Un langage totalitaire
Cette chronique s'est toujours montrée attentive à l'utilisation du langage dans les médias comme instrument de domination au service des puissants. Le quotidien le Monde donne en ce moment beaucoup d'occasions d'y revenir. Il faut dire que ce journal a depuis longtemps jeté par-dessus les moulins l'apparence de neutralité politique qu'il arborait jadis comme un totem et qui n'a jamais été qu'un centrisme hautain et conservateur, combattant avec une violence feutrée toute perspective révolutionnaire. Aujourd'hui, le masque est tombé et le Monde s'emploie, en particulier avec son récent supplément quotidien « Eco et entreprise », à disputer la place des Echos et du Figaro dans le cœur du patronat.
Les banalités libérales sont inlassablement reprises sur tous les tons : coût du travail, compétitivité, déficit public, dette sociale... Ce n'est pas ce contenu ressassé qui nous intéresse ici mais la façon de le présenter qui n'hésite pas à recycler les procédés les plus triviaux de la médiocrité journalistique. Ainsi, comment circonvenir un lecteur non prévenu en lui ôtant à l'avance la possibilité, dans le cours de la lecture, de contester l'affirmation qu'on va lui asséner ? Il suffit de commencer ses phrases, comme dans cet éditorial du 03.07.2013, par des locutions comme « chacun a compris... », « chacun sait... ». Comment le lecteur pourrait-il être de ceux qui ne savent ni ne comprennent ? Les linguistes appellent ces tournures des énoncés performatifs.
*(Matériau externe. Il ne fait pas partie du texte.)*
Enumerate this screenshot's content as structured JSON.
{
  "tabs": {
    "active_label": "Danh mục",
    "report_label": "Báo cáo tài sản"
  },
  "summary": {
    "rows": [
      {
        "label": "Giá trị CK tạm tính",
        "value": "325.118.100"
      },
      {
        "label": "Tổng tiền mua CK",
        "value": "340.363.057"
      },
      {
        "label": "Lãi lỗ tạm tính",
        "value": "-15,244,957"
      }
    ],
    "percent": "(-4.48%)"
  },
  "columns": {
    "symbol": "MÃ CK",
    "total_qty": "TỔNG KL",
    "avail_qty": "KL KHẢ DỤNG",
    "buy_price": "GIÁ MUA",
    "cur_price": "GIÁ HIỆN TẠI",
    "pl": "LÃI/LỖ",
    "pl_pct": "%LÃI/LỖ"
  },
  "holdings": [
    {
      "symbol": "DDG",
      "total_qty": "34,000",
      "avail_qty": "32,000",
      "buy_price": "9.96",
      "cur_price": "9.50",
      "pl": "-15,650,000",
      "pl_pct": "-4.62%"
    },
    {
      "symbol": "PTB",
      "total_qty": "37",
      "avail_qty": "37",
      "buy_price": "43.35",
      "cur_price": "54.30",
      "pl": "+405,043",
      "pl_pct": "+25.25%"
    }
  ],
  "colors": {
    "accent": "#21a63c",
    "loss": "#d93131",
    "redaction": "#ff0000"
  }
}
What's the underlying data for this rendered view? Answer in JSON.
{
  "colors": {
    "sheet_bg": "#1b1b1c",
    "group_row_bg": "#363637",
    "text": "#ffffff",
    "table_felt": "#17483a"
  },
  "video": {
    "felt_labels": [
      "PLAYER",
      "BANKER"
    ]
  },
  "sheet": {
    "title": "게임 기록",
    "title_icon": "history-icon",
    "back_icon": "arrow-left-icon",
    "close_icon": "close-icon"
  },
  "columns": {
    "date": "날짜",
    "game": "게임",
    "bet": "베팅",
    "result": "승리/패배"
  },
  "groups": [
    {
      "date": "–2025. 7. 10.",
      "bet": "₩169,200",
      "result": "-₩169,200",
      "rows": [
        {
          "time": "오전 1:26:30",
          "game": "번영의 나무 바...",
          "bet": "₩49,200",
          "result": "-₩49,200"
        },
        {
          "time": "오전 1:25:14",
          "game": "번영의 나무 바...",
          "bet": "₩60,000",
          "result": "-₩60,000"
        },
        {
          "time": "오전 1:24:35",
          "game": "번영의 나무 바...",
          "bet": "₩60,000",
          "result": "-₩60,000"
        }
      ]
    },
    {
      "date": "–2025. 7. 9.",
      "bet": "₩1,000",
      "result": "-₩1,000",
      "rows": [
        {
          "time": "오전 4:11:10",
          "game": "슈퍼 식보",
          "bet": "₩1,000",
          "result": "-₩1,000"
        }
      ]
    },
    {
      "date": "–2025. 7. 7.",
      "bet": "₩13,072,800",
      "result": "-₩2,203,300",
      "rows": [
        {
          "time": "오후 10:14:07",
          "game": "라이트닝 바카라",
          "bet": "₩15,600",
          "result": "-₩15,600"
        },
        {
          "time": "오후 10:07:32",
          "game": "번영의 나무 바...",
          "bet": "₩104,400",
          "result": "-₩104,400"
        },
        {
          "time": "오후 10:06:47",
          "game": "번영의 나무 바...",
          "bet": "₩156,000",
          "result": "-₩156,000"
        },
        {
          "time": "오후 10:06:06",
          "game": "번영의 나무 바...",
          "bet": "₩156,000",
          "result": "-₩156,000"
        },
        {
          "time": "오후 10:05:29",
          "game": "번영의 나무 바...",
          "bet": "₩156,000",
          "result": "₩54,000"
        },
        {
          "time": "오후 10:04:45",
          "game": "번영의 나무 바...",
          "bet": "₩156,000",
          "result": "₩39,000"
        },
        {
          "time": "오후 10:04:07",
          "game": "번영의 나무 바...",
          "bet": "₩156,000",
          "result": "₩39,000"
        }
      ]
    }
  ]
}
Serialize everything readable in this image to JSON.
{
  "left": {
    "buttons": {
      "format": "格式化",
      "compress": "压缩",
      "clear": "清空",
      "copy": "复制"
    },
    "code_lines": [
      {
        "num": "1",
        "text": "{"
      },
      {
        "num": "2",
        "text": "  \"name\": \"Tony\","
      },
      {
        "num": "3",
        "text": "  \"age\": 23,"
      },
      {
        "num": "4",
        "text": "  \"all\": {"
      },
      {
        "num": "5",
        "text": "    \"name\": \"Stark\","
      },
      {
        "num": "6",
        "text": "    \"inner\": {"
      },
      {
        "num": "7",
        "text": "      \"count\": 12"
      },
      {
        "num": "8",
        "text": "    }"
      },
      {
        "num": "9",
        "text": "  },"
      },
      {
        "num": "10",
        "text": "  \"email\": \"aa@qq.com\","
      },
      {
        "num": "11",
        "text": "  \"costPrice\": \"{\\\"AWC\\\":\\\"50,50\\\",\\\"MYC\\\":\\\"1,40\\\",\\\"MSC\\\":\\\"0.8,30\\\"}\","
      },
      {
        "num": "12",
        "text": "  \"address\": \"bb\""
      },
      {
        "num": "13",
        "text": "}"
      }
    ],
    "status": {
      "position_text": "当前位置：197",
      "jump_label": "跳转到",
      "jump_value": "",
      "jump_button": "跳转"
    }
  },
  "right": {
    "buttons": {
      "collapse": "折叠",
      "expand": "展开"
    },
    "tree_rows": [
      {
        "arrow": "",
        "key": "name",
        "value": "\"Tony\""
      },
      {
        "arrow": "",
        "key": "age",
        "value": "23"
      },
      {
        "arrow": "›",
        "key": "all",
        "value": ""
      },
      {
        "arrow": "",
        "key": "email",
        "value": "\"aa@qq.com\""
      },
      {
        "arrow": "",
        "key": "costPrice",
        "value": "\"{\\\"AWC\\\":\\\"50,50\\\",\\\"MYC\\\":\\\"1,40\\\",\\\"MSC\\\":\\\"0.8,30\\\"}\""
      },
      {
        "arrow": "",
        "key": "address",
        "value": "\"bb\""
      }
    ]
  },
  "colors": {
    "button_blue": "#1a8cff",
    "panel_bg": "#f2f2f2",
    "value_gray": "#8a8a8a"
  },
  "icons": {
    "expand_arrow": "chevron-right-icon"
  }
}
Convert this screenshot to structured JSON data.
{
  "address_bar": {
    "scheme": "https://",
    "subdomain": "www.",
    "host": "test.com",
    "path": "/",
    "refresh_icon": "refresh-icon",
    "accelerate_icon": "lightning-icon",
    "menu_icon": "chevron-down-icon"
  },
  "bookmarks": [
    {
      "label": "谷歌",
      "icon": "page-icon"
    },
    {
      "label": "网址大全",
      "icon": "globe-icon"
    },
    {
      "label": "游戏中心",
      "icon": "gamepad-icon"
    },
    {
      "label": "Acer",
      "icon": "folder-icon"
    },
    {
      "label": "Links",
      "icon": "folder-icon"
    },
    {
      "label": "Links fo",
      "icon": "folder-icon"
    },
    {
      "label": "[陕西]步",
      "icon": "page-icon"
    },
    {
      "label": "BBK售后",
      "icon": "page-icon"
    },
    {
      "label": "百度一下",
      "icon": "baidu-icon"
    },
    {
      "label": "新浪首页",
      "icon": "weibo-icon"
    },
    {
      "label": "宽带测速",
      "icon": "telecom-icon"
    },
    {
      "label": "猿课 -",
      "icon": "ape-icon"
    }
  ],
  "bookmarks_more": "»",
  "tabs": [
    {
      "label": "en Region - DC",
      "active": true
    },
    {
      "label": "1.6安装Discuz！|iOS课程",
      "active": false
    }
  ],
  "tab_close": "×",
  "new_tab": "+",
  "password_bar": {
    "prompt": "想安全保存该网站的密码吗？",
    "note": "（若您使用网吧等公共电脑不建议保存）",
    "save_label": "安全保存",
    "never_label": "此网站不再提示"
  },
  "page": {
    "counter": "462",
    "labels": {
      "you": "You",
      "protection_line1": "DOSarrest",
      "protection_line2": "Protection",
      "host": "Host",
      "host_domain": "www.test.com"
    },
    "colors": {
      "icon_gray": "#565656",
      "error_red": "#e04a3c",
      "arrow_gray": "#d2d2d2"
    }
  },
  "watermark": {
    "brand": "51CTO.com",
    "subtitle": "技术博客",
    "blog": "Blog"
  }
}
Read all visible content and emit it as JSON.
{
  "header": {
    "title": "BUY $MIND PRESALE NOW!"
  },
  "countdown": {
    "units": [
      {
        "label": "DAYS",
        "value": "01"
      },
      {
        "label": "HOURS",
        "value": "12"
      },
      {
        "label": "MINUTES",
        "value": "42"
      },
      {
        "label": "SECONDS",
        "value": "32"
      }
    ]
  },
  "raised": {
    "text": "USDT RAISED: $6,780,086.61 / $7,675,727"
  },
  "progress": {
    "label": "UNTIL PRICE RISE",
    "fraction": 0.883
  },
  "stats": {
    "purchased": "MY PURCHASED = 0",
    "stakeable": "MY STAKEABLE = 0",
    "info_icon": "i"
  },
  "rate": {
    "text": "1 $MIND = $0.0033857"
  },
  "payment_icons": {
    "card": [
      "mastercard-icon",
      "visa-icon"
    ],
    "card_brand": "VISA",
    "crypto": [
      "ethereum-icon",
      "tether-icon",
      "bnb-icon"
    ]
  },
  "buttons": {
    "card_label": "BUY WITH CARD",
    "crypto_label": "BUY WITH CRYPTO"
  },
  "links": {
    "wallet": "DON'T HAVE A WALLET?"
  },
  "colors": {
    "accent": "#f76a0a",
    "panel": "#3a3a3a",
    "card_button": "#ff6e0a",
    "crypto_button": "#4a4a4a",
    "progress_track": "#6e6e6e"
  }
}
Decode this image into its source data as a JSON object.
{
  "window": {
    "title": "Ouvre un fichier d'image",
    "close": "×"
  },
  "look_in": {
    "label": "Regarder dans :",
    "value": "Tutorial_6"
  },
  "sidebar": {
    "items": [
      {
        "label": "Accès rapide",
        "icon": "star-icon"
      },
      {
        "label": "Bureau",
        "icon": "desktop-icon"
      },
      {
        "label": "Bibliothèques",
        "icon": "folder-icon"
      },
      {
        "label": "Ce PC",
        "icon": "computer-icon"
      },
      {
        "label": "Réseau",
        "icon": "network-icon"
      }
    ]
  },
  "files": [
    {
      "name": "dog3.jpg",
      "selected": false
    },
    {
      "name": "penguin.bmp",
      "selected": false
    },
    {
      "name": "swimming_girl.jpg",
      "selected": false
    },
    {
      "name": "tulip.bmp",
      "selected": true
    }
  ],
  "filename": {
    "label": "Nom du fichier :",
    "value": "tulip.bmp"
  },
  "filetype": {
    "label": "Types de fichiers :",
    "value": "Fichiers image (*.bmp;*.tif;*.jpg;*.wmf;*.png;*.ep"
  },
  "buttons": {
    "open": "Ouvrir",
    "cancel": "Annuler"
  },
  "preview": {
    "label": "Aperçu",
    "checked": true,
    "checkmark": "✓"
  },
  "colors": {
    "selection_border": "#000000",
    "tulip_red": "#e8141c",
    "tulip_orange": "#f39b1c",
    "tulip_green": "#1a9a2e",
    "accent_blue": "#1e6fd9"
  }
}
Ce sont des formulations qui n'ont aucun contenu informatif et dont l'objectif pour le locuteur est d'imposer à l'interlocuteur les affirmations qui suivront comme autant de vérités indiscutables : « chacun a compris que les déficits publics... » ; « chacun sait que la France doit... ». La rhétorique ne laisse ici aucune place au débat et revient, au-delà d'une simple propagande, à imposer une sorte d'unanimisme, ce qui est le propre des langages totalitaires.
D'autres procédés consistent à détourner le sens des mots comme le fameux cliché du « courage ». Dans un seul éditorial du 15.07.2013 on en trouve quatre occurrences : « mesures courageuses », « courageux sur la réduction des dépenses », « réformes courageuses », « courage de la réforme ». On a déjà dit le « courage » qu'il fallait à ces gens pour préconiser des « réformes » (en réalité des régressions sociales) comme autant d'épreuves dont ils ne souffriront guère personnellement ! Mais au-delà, n'est-ce pas du contraire qu' il sagit ? Quel courage y a-t-il à aller dans le sens du vent ? Quel courage y a-t-il à se conformer servilement aux injonctions de l'ensemble des supposées élites économiques, politiques et médiatiques ? Quel courage y a-t-il à céder peureusement au moindre froncement de sourcil du patronat ? Non, s'il y a un mot qui convient aux socialistes de gouvernement, c'est celui de lâcheté : lâcheté devant le pouvoir de l'argent, lâcheté devant la puissance de la finance, lâcheté devant les exigences du profit capitaliste et la dictature des actionnaires. Quant à Hollande, c'est plutôt d'hypocrisie qu'il faudrait parler... Mais on y reviendra.
Un autre cliché journalistique increvable auquel s'abaisse le Monde, c'est l'inévitable « tabou ». D'une honorable notion ethnographique, la vulgate journalistique a fait un mot passe-partout pour désigner tout ce qui fait obstacle à l'accumulation des profits et au règne du divin marché ! Avec perspicacité, le Monde en a distingué deux très peu connus (07.11.2012) : le tabou du « coût du travail » et le tabou de la « baisse des dépenses publiques ». Si,si ! Comment, il y aurait un coût du travail « accablant » et on ne nous en aurait rien dit ? Comment, il y aurait un déficit public « abyssal » et on nous l'aurait caché ? Vraiment merci le Monde, on n'en avait jamais entendu parler ! Etrangement, si « tabous » il y a, ils sont toujours du même côté. Certains échappent complètement à la vigilance des fanatiques de la réforme : le coût du capital, par exemple, connais pas ! Voilà pourtant quelque chose d'intouchable... Quant à ce qui l'entoure, sidérante cupidité des actionnaires, fraude fiscale colossale, inégalités vertigineuses... on ne l'évoque jamais que comme une fatalité, voire un mal nécessaire au bien du système.